# Horror novel (that I'm publishing)



## Dan The Welder (Jul 18, 2012)

http://www.createspace.com/Preview/1160158 is the early preview link, please leave feedback. Its good for your karma and my future writings, thank you guys.


----------



## Lord Homicide (May 11, 2012)

Sounds like a good mix of The Shining and Evil Dead.

Is this the first paragraph of the first chapter? I can tell you right off the bat that you are using "and" too much. It reads like a list of events, not so much painting a picture.


----------



## Lord Homicide (May 11, 2012)

I am assuming this portion of the story is the end and you will take the reader through accounts leading up to this point. Your characters, setting and plot need to be clearly, and cleverly, defined. This read like a laundry list of events leading up to Mark getting killed, the narrator sitting in horrific dismay then suddenly telling the reader "here's how it happened".

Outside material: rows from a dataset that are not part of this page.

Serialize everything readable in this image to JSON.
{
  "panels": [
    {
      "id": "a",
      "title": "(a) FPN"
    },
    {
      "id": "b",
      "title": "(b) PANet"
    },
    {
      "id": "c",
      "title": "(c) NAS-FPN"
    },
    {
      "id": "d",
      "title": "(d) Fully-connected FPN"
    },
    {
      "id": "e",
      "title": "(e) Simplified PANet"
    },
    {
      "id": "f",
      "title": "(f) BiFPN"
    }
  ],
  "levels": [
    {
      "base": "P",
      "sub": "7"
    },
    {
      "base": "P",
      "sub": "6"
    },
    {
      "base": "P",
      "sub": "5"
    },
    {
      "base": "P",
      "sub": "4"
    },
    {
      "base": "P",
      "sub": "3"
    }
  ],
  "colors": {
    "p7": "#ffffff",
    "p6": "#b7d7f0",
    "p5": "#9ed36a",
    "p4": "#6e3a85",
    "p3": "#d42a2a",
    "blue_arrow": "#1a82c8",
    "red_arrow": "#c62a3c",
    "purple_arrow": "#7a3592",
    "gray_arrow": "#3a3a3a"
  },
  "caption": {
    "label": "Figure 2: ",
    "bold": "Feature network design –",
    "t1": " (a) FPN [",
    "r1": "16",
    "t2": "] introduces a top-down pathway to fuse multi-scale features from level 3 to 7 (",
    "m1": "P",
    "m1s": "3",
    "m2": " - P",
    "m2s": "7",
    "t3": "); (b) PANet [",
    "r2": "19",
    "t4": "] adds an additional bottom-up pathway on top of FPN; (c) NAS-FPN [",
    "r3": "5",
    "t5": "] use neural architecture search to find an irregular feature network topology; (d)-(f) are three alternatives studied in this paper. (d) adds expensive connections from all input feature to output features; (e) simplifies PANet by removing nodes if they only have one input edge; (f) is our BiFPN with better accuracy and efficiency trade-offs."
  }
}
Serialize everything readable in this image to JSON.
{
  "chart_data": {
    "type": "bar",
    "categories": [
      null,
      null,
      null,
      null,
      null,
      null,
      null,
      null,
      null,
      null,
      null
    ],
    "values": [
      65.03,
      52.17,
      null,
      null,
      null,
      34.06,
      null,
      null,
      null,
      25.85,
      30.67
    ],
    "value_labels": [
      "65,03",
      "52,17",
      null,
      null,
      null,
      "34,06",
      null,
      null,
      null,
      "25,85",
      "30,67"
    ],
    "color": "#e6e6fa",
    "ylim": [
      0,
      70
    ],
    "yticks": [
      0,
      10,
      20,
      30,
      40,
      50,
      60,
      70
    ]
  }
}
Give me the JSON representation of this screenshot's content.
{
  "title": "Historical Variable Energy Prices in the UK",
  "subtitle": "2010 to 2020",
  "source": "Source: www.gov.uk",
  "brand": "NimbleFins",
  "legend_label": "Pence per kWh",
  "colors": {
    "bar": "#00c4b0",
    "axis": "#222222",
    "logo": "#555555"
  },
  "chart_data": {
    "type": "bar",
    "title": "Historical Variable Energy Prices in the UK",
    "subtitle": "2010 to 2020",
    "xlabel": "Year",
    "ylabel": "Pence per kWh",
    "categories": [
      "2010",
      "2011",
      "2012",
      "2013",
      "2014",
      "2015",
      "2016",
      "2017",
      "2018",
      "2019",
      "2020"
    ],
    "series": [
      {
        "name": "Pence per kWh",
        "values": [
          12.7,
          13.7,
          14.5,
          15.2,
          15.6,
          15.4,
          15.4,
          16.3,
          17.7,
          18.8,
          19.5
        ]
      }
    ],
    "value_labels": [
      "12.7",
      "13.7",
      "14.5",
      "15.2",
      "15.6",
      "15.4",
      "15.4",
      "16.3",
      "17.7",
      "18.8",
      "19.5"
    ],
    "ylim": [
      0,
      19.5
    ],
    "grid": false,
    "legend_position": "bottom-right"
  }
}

The last two sentences tell me that this could be an interior monologue. Pick a story telling style and go with it, don't mix and match them.

Expand each sentence with better descriptions with what is going on. Your imagination knows everything about the story, the reader does not. You have to describe every relevant that you are imagining. Read the first page of the first chapter of "The Heart of Darkness" by Joseph Conrad.


----------